We approached the hunting cabin Elijah had spotted, situated on a small hill with a gold flag flying from its roof. Heath’s wolf pulsed a command to slow. We took cover in the thick brush, and Elijah activated his beast’s vision, which was far more powerful than the average binoculars.

“There’s only one clear path to the cabin, and the leopards are covering it four across,” he reported.

Heath nodded. “We’ll hit them head-on. They’ll be expecting Aiden to shift, but it’s easier to draw blood with blades than claws. Elijah, peel off and get on that roof.”

I drew my second sword from the sheath on my back and waited.

Heath’s wolf punched us with another command, and then we bolted from the trees. Elijah disappeared, and the rest of us ran straight at the leopards.

Four huge cats snarled in unison. Three of them were the light orange of African leopards with dark brown rosettes, while the fourth was a thicker-coated white snow leopard. Their frames were only slightly smaller than Aiden’s jaguar, but they were much lighter in weight.

The problem was that they were crazy.

The first leopard charged me at the head of our group. No hesitation, no finesse, he just leapt for me, soaring through the air and hissing up a storm.

Instead of waiting for my team to engage and then reacting to the fight as the center, I moved without thought, muscle memory and years of honed instinct in the driver’s seat.

I ducked under the flying leopard and rammed both swords straight up into his belly. He yelped and fell to the ground.

“One down!” I shouted. Those were the rules—if your opponent drew blood, you were out of the game.

Wyatt had tackled the second leopard out of the air as it, too, had flown at my head. He held it down with his giant body, grinning his bear teeth at the cat. I sliced the leopard across the shoulder.

“Two down!” I yelled.

“Three!” Aiden shouted back, yanking his saber from the snow leopard’s flank.

Wyatt released his leopard and shot across the grass, faster than an enormous bear had any business being.

He aimed right for the last leopard, who was playing cat and mouse with an irritated Heath twenty-five yards away.

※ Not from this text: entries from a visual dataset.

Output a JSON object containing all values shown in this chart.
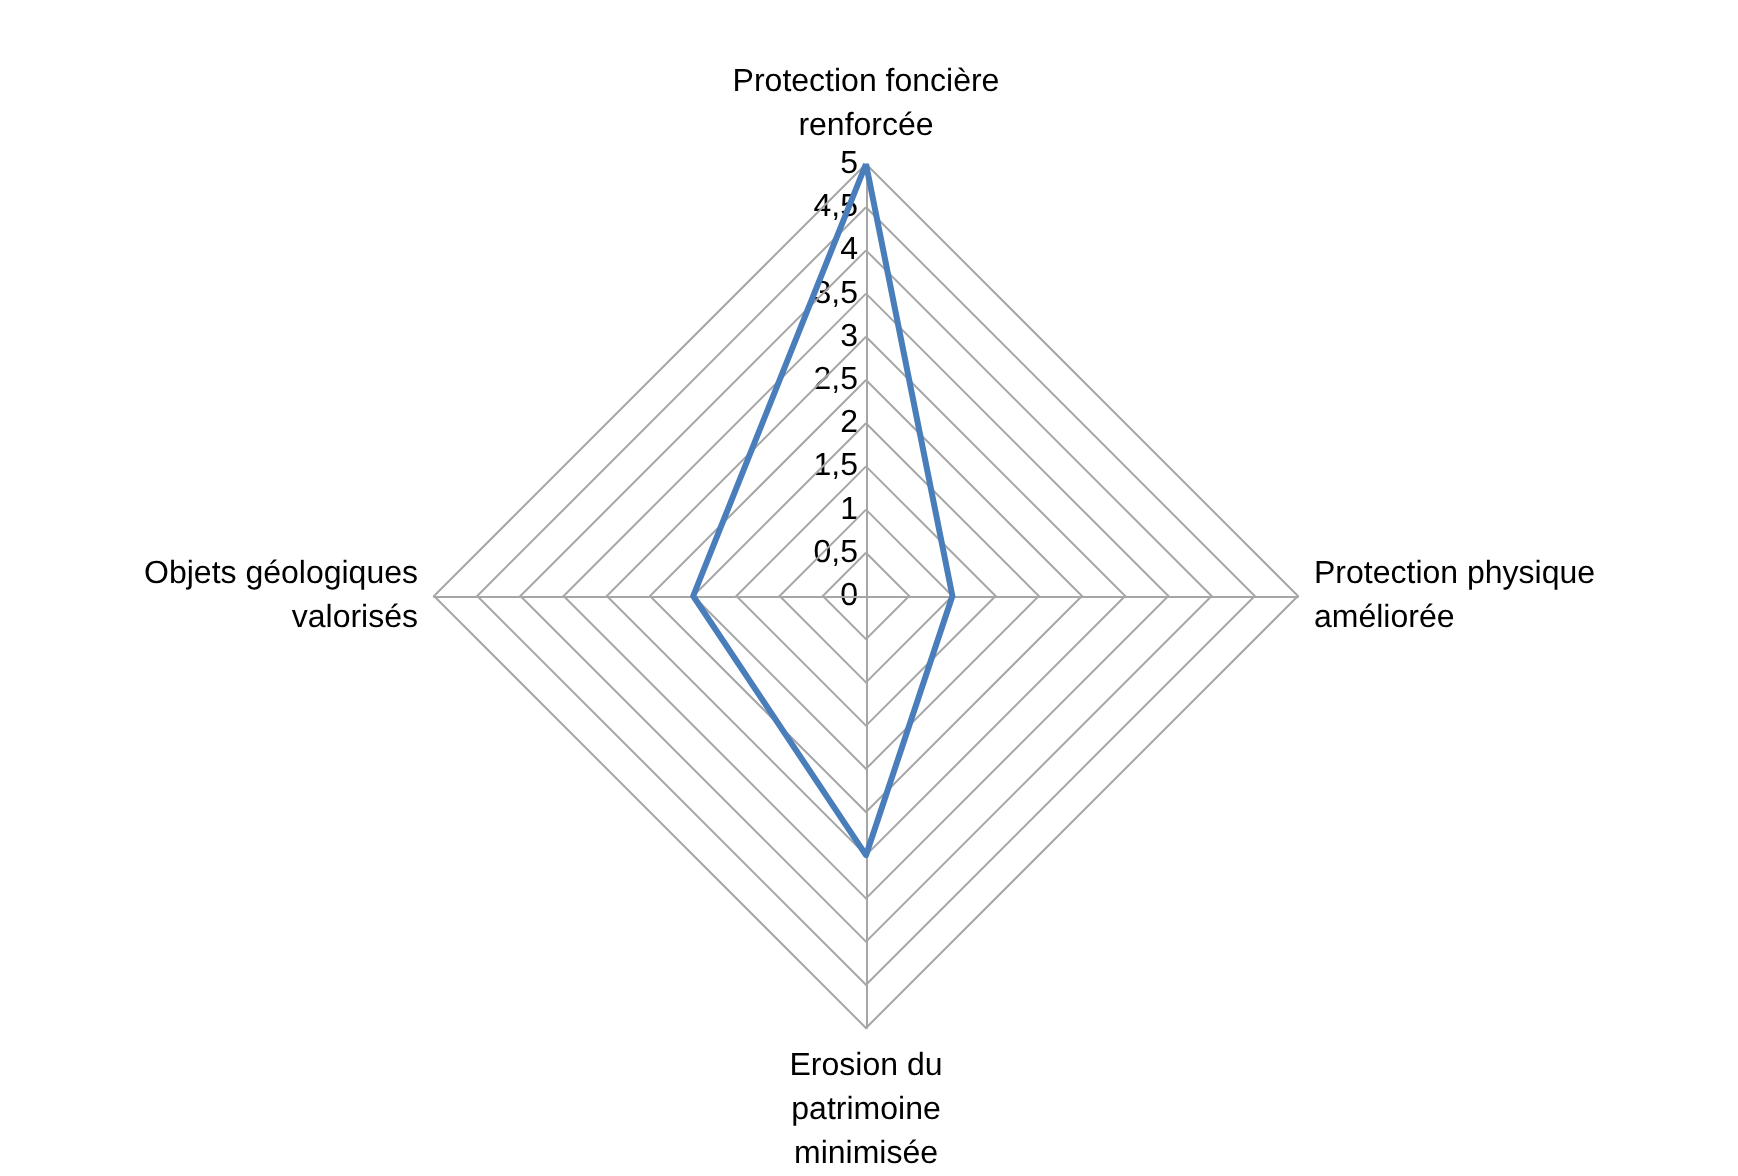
{
  "chart_data": {
    "type": "radar",
    "categories": [
      "Protection foncière renforcée",
      "Protection physique améliorée",
      "Erosion du patrimoine minimisée",
      "Objets géologiques valorisés"
    ],
    "series": [
      {
        "color": "#4a7ebb",
        "values": [
          5,
          1,
          3,
          2
        ]
      }
    ],
    "ylim": [
      0,
      5
    ],
    "yticks": [
      0,
      {
        "value": 0.5,
        "label": "0,5"
      },
      1,
      {
        "value": 1.5,
        "label": "1,5"
      },
      2,
      {
        "value": 2.5,
        "label": "2,5"
      },
      3,
      {
        "value": 3.5,
        "label": "3,5"
      },
      4,
      {
        "value": 4.5,
        "label": "4,5"
      },
      5
    ],
    "grid": true,
    "marker": "none",
    "line_style": "solid"
  }
}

Snarling, leaping, ducking, hissing, swatting—all while Heath brandished his sword and invited the cat to stop fucking around.

Sensing what was coming, Heath grinned, ducked, and rolled away as Wyatt hit the leopard like a wrecking ball. Aiden arrived to stab the leopard before he’d even registered that there was a bear on top of him.

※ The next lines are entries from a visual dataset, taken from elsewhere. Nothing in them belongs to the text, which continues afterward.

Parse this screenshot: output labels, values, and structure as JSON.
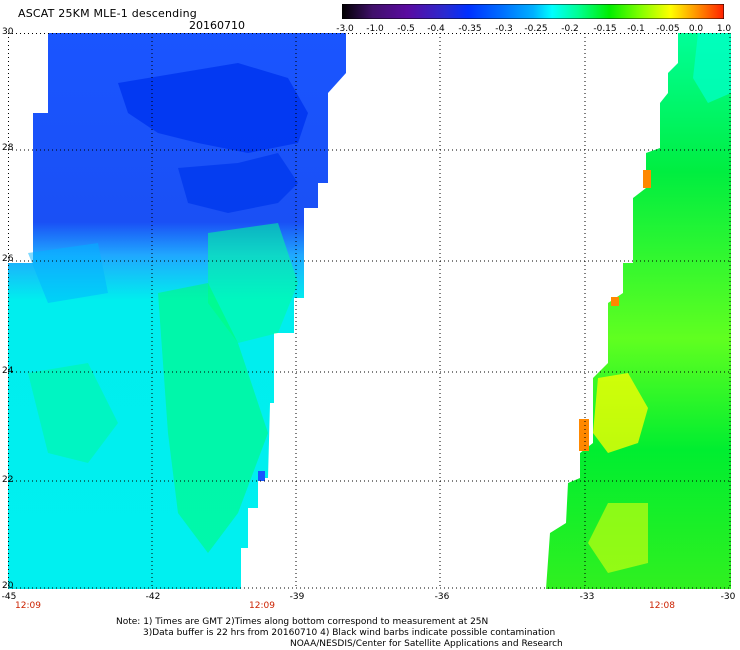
{
  "header": {
    "title": "ASCAT 25KM MLE-1 descending",
    "date": "20160710"
  },
  "colorbar": {
    "labels": [
      "-3.0",
      "-1.0",
      "-0.5",
      "-0.4",
      "-0.35",
      "-0.3",
      "-0.25",
      "-0.2",
      "-0.15",
      "-0.1",
      "-0.05",
      "0.0",
      "1.0"
    ],
    "colors": [
      "#000000",
      "#5a0aa0",
      "#2a2ad0",
      "#0030ff",
      "#0070ff",
      "#00b0ff",
      "#00ffff",
      "#00ff90",
      "#00ee00",
      "#80ff00",
      "#ffff00",
      "#ff9000",
      "#ff2000"
    ]
  },
  "map": {
    "lat_labels": [
      "30",
      "28",
      "26",
      "24",
      "22",
      "20"
    ],
    "lon_labels": [
      "-45",
      "-42",
      "-39",
      "-36",
      "-33",
      "-30"
    ],
    "times": [
      "12:09",
      "12:09",
      "12:08"
    ],
    "colors": {
      "dark_blue": "#0030f0",
      "blue": "#1a55ff",
      "light_blue": "#00aaff",
      "cyan": "#00ffff",
      "aqua_green": "#00ff99",
      "green": "#00ee30",
      "yellow_green": "#90ff10",
      "yellow": "#ffff00",
      "orange": "#ff8800"
    }
  },
  "notes": {
    "line1": "Note: 1) Times are GMT 2)Times along bottom correspond to measurement at 25N",
    "line2": "3)Data buffer is 22 hrs from 20160710 4) Black wind barbs indicate possible contamination",
    "line3": "NOAA/NESDIS/Center for Satellite Applications and Research"
  }
}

The rest of the leopards limped off to the side, defeated. They’d hang out and heal before shifting back to their human forms.

Elijah whistled.

I craned my neck to take in the cabin at the top of the hill. Elijah sat on the roof, waving the gold flag.

I laughed and waved back. We’d won the game for Team Black.

Suddenly, Elijah’s smug smile vanished and his eyes widened in horror.

Two Alpha wolves leapt from the thick foliage near the base of the hill and ran straight at me.

While the others were still standing by the final “kill,” twenty-five yards away.

I dodged a snap of the first wolf’s jaws, ducking and rolling away.

I surged to my feet and ripped my swords from their sheaths just in time to meet both wolves head-on.

I struck as fast as I could move, spinning in a circle and slicing my blades one after the other again and again as my tiger shot speed and strength into my limbs.

I opened deep gashes on each wolf’s head, neck, or shoulders, and still they didn’t relent.